При мысли, что негодяи, посмевшие выступить против отца, быть может, уже поглощены Тьмой, захотелось довольно улыбнуться. Но — нельзя. Сказание полагается излагать не только высоким стилем, выражение лица тоже должно быть возвышенным. Девочка должна знать, что Сказания — это святыня их народа.

Так удалось убить целый день. А наутро, когда они все вместе уже заканчивали завтрак в начисто убранном трапезном зале — кстати, здешняя хозяйка и впрямь вкусно готовит — княжной целиком завладело ощущение близости перемен. Чувство, свойственное только Высшим, да и то не всем. Что-то вот-вот должно случиться. Что-то, прямо влияющее на их судьбу.

Не успела княжна объявить об этом своей свите, как острый альвийский слух уловил быстрый глухой перестук копыт. К гостевому дому приближались всадники.

— Если я не ошиблась, это за нами, — проговорила княжна, поднося к губам новенькую глиняную кружку, наполненную горячим отваром из сушёных фруктов.

— Ваши приказания, госпожа? — поинтересовался Илвар.

— Сидим, доедаем завтрак и ждём. Если это за нами, то к нам же и обратятся.

Вчерашний день выдался солнечным и морозным, а сегодня небо с утра затянуло серой пеленой, снег размяк и больше не скрипел под ногами, хоть и не начал пока расползаться в мокрую грязную кашу. Надвигалась слякотная оттепель поздней осени, одна из последних перед неласковой здешней зимой. Хоть бы дождь не пошёл. Очень не хотелось бы пускаться в дорогу при такой омерзительной погоде.

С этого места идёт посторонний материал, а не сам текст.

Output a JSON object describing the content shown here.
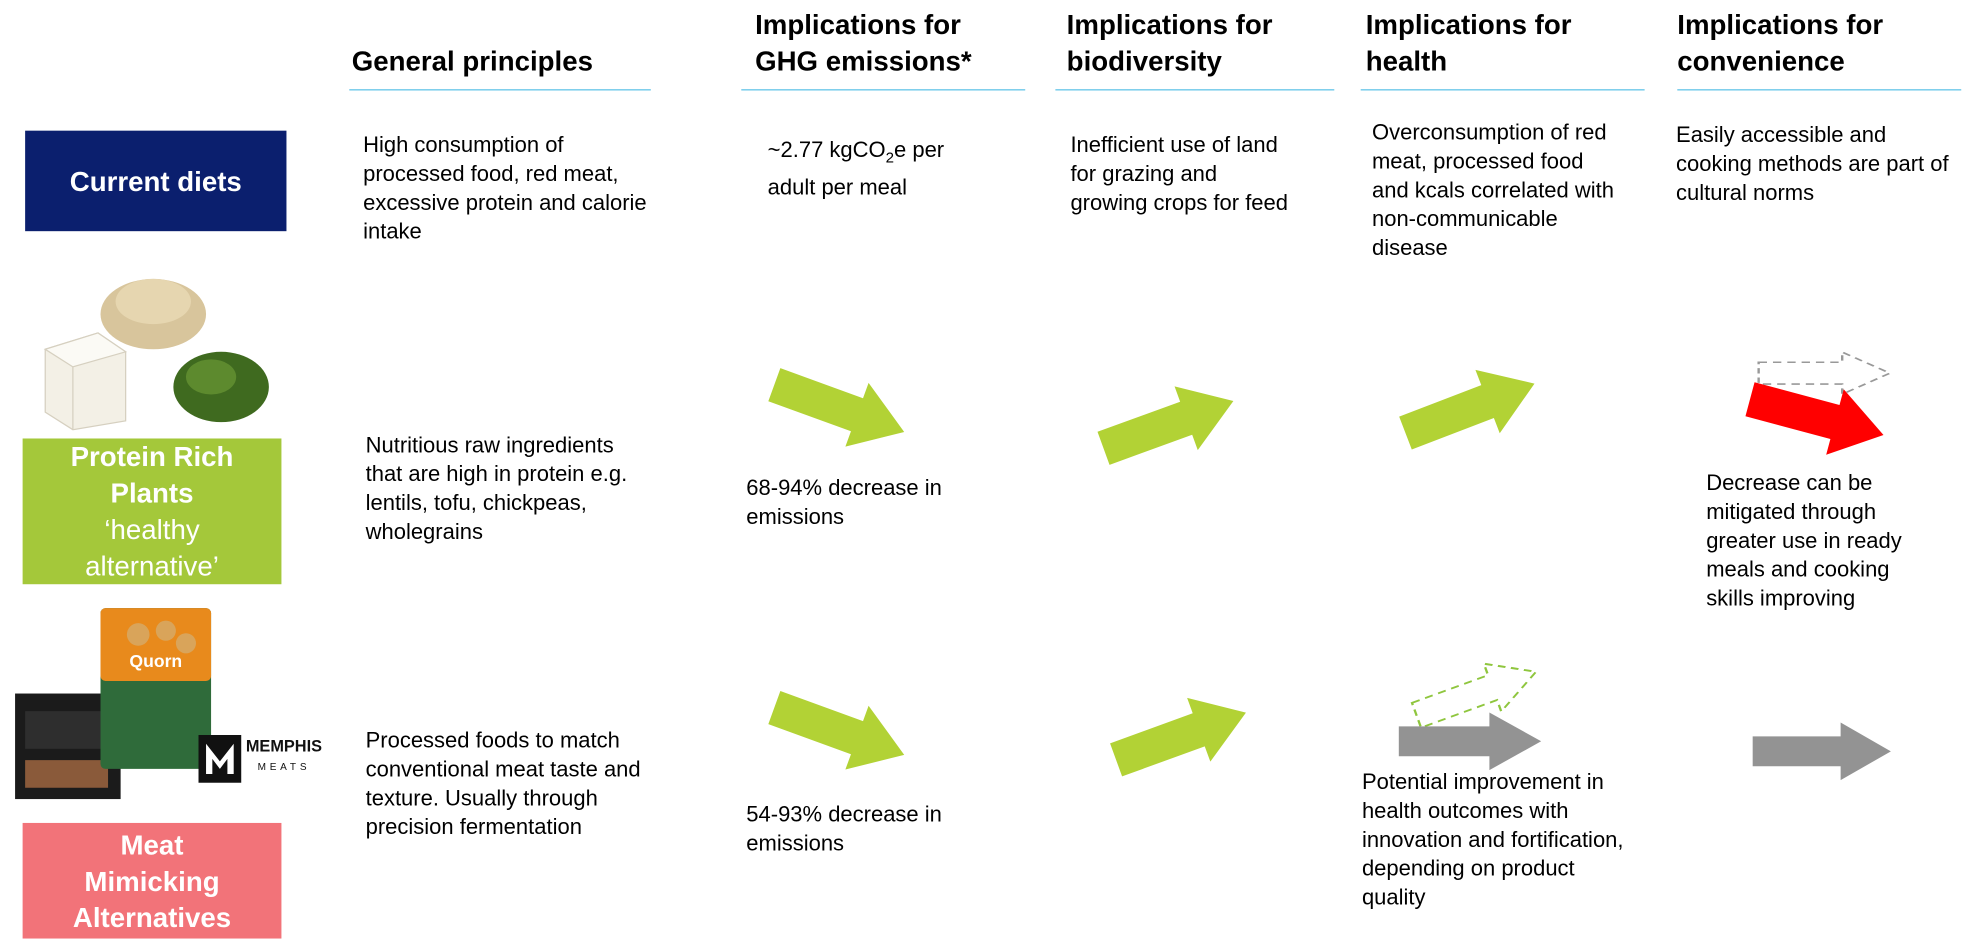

Некоторое время были слышны голоса перекликавшихся людей и пофыркивание лошадей. Вскоре не только альвы услышали, как приезжие громко топали на крыльце, сбивая с сапог налипший снег. Тяжёлая дверь открылась, пропуская в трапезную троих человек, одетых по военной моде. Двое сразу заняли место за свободным столом, а третий направился прямо к стойке, за которой уже цвёл подобострастной улыбочкой хозяин гостевого дома.

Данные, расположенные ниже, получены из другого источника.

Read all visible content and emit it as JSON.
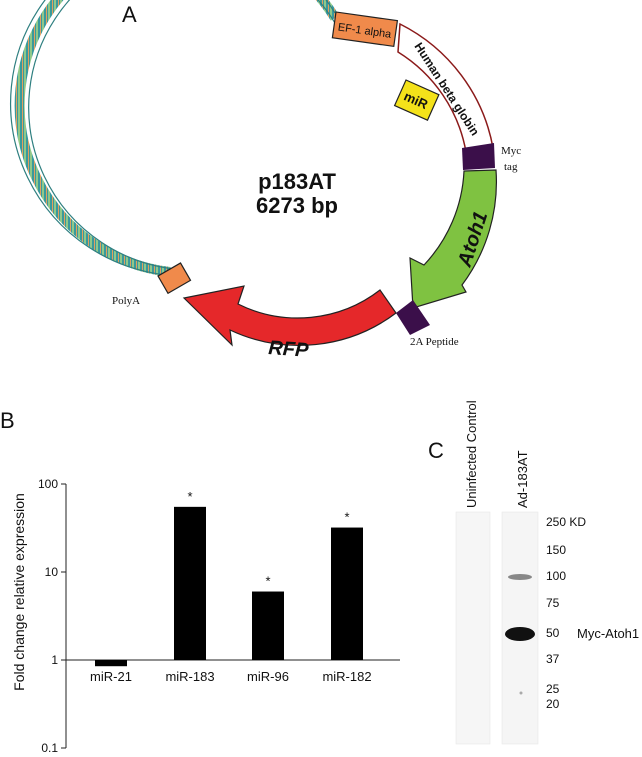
{
  "panel_a": {
    "label": "A",
    "plasmid_name": "p183AT",
    "plasmid_size": "6273 bp",
    "features": {
      "ef1": "EF-1 alpha",
      "hbg": "Human beta globin",
      "mir": "miR",
      "myc_line1": "Myc",
      "myc_line2": "tag",
      "atoh1": "Atoh1",
      "peptide": "2A Peptide",
      "rfp": "RFP",
      "polya": "PolyA"
    },
    "colors": {
      "backbone": "#3a9a9c",
      "ef1": "#f08a4b",
      "hbg_outline": "#8b1a1a",
      "mir": "#f4e21a",
      "myc": "#3b0f4a",
      "atoh1": "#7fc241",
      "rfp": "#e5282a",
      "polya": "#f08a4b"
    }
  },
  "panel_b": {
    "label": "B",
    "chart_data": {
      "type": "bar",
      "categories": [
        "miR-21",
        "miR-183",
        "miR-96",
        "miR-182"
      ],
      "values": [
        0.85,
        55,
        6,
        32
      ],
      "significance": [
        "",
        "*",
        "*",
        "*"
      ],
      "ylabel": "Fold change relative expression",
      "yscale": "log",
      "ylim": [
        0.1,
        100
      ],
      "yticks": [
        "0.1",
        "1",
        "10",
        "100"
      ],
      "bar_color": "#000000"
    }
  },
  "panel_c": {
    "label": "C",
    "lanes": [
      "Uninfected Control",
      "Ad-183AT"
    ],
    "markers": [
      "250 KD",
      "150",
      "100",
      "75",
      "50",
      "37",
      "25",
      "20"
    ],
    "band_label": "Myc-Atoh1"
  }
}
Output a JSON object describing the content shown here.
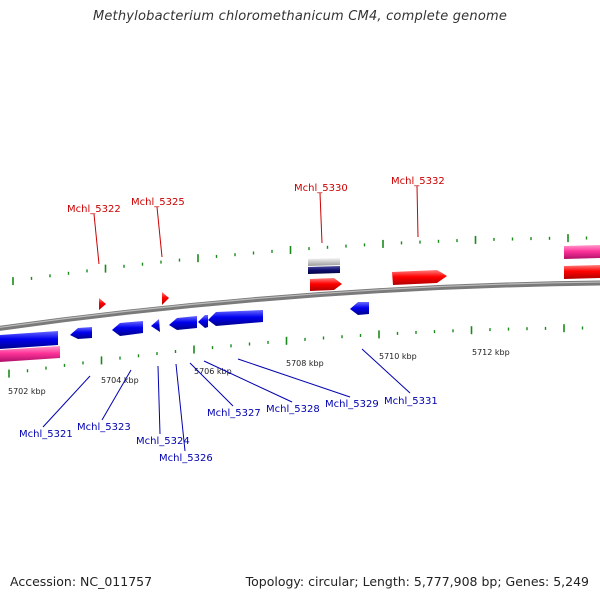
{
  "title": "Methylobacterium chloromethanicum CM4, complete genome",
  "footer": {
    "accession": "Accession: NC_011757",
    "summary": "Topology: circular; Length: 5,777,908 bp; Genes: 5,249"
  },
  "scale_labels": [
    "5702 kbp",
    "5704 kbp",
    "5706 kbp",
    "5708 kbp",
    "5710 kbp",
    "5712 kbp"
  ],
  "forward_genes": [
    "Mchl_5322",
    "Mchl_5325",
    "Mchl_5330",
    "Mchl_5332"
  ],
  "reverse_genes": [
    "Mchl_5321",
    "Mchl_5323",
    "Mchl_5324",
    "Mchl_5326",
    "Mchl_5327",
    "Mchl_5328",
    "Mchl_5329",
    "Mchl_5331"
  ],
  "colors": {
    "forward_cds": "#ff0000",
    "reverse_cds": "#0000ee",
    "rna": "#ff3399",
    "backbone": "#888888",
    "ticks": "#1a8a1a",
    "forward_label": "#cc0000",
    "reverse_label": "#0000b0"
  }
}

Альвы, стараясь не упускать новоприбывших из поля зрения, продолжали спокойно дожёвывать вкусное мясо, запивая его приятным горячим отваром. Что бы там ни было, а стоит до конца воздать должное местным блюдам.

Обменявшись с хозяином несколькими фразами на непонятном языке, третий обернулся в их сторону. А затем не торопясь пошёл прямо к их столу.

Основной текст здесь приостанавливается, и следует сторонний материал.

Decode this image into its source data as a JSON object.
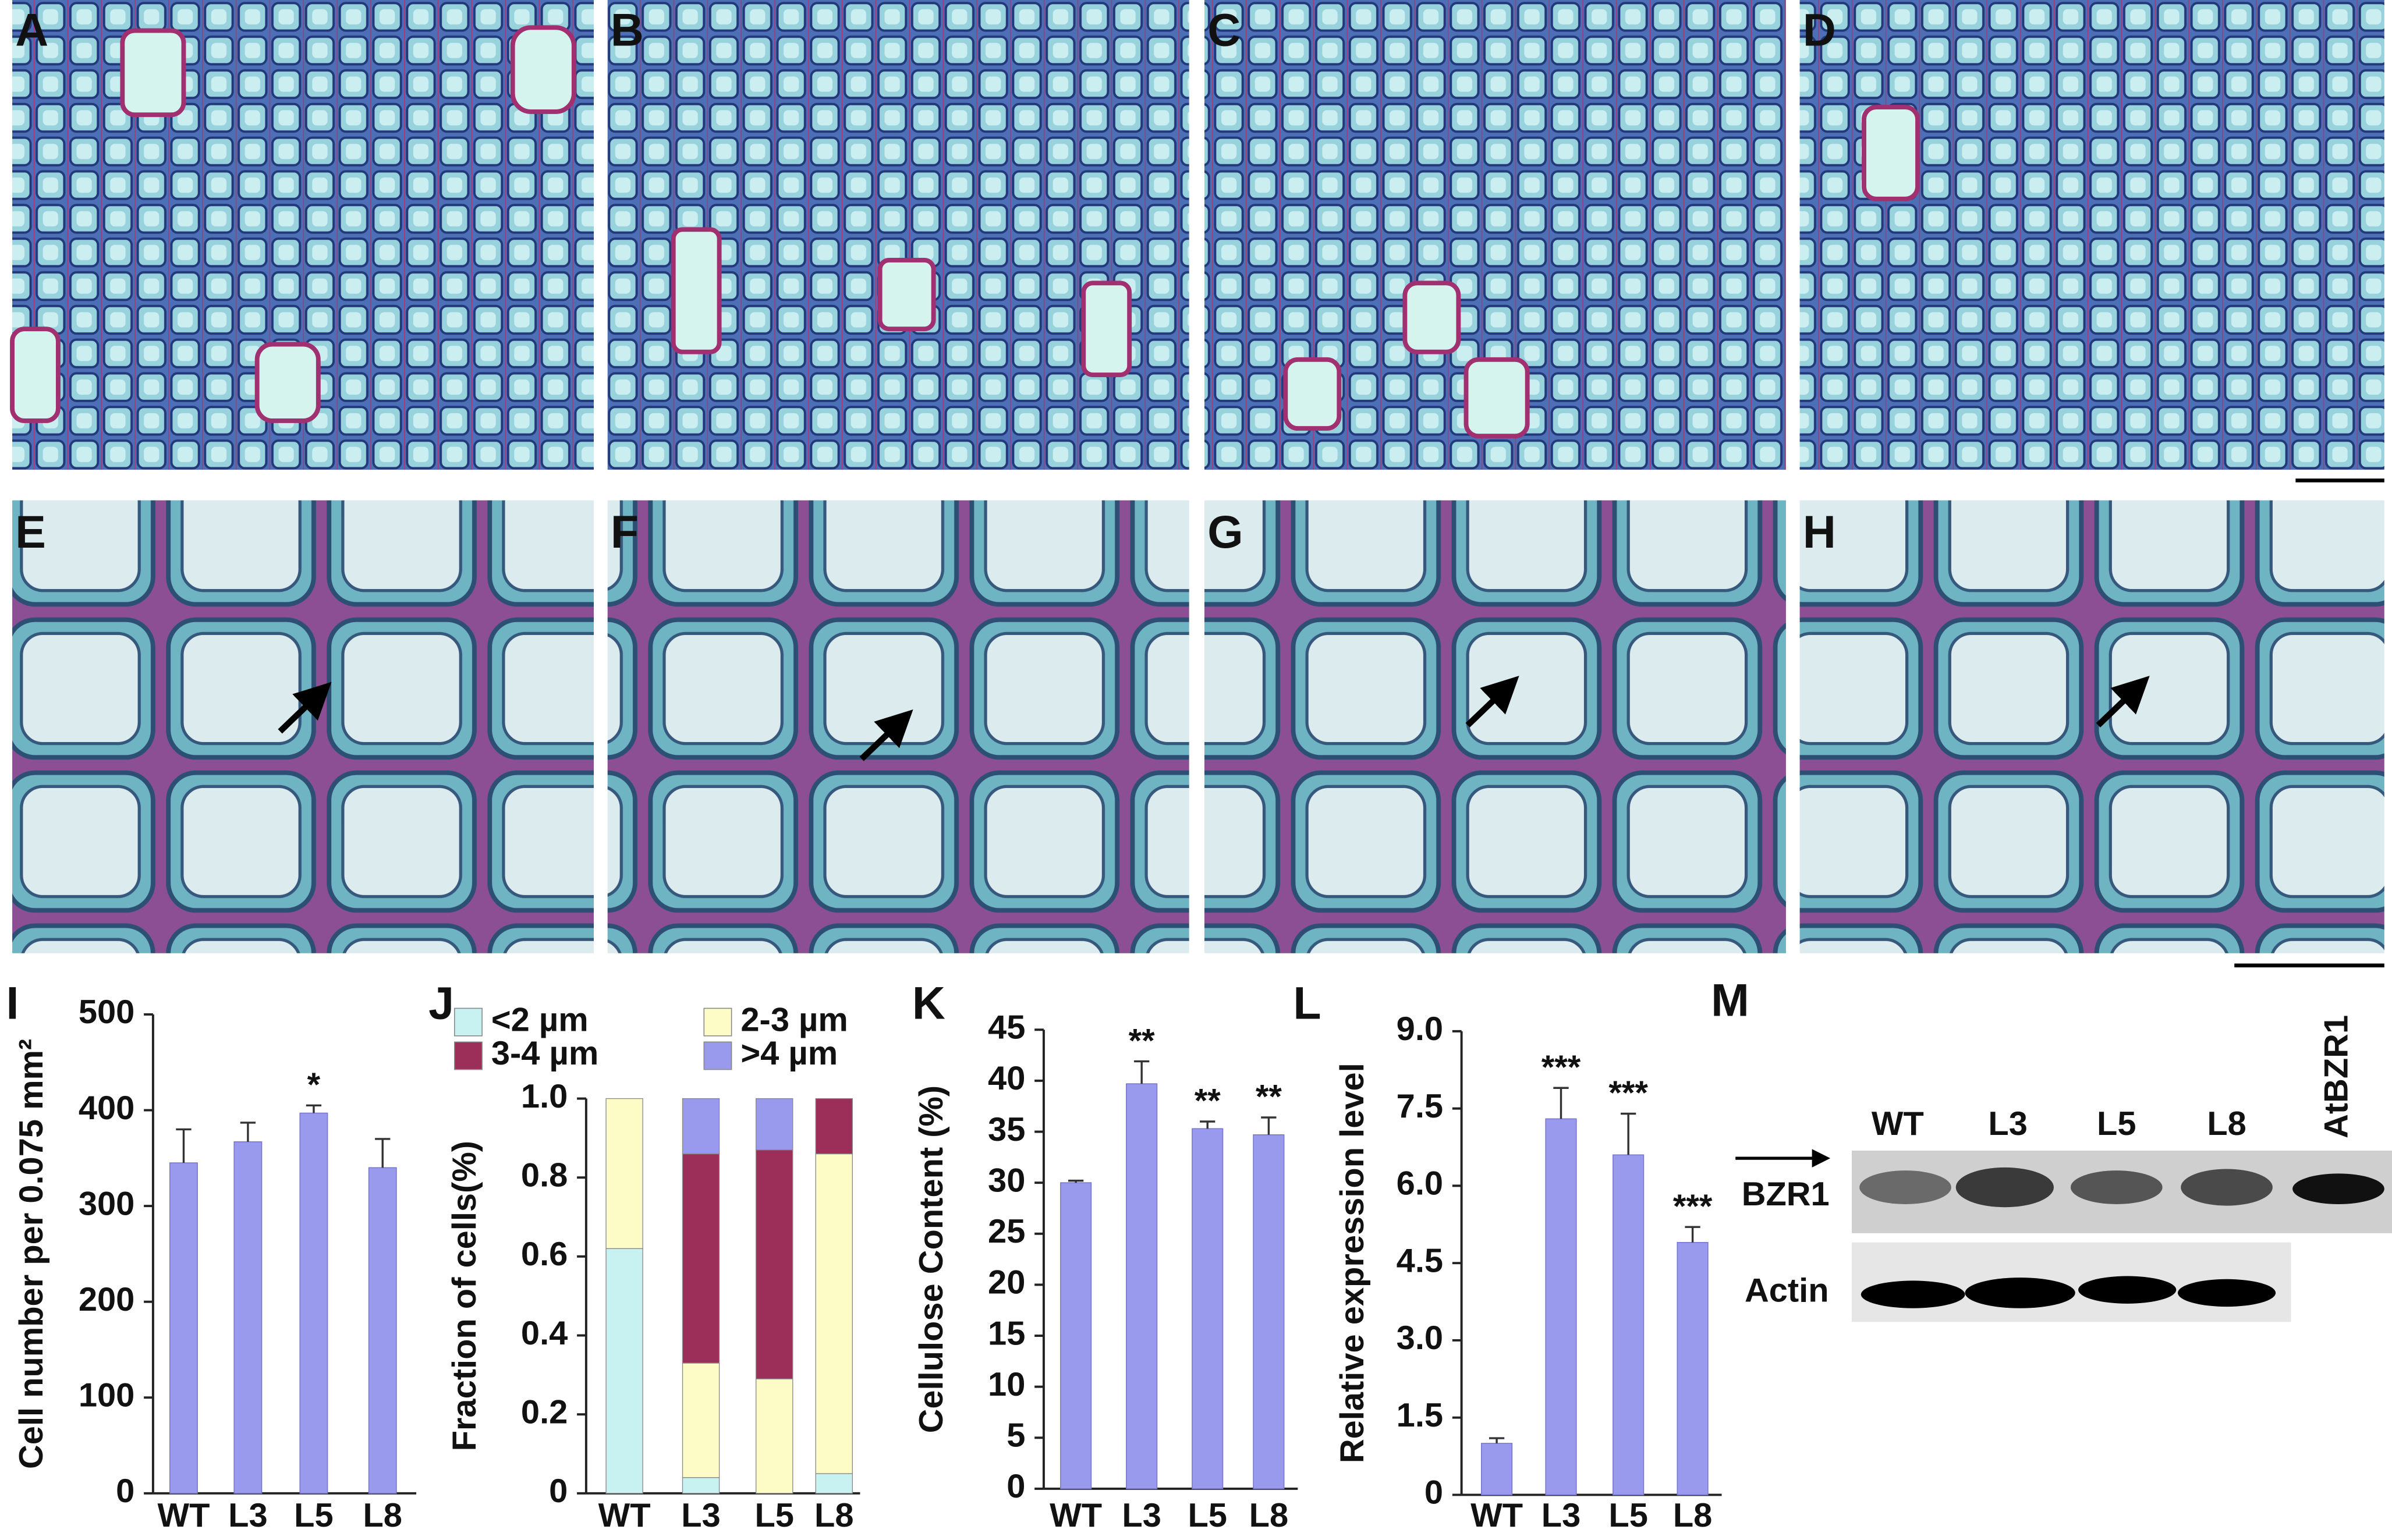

Княжна плохо разбиралась в типажах людей, они все казались ей грубыми и одинаковыми. Но этот человек заставил её присмотреться повнимательнее. Грубоватое, как у всех людей, лицо было, тем не менее, правильным, с резкими чертами, словно отлитым из бронзы. В длинных тёмных волосах, накрытых треуголкой, серебрились редкие седые нити. Глаза… Вот глаза произвели самое глубокое впечатление. Голубые, с едва заметным зеленоватым оттенком, они были интересны не только своим цветом — кстати, совершенно обычным для здешних людей. Её, княжну, с детства учили распознавать тончайшие оттенки души собеседника именно по глазам. Так вот, если верить этой науке, то явившийся сейчас человек был, по меньшей мере, равен ей в искусстве чтения душ. По меньшей мере, если вовсе не превосходил.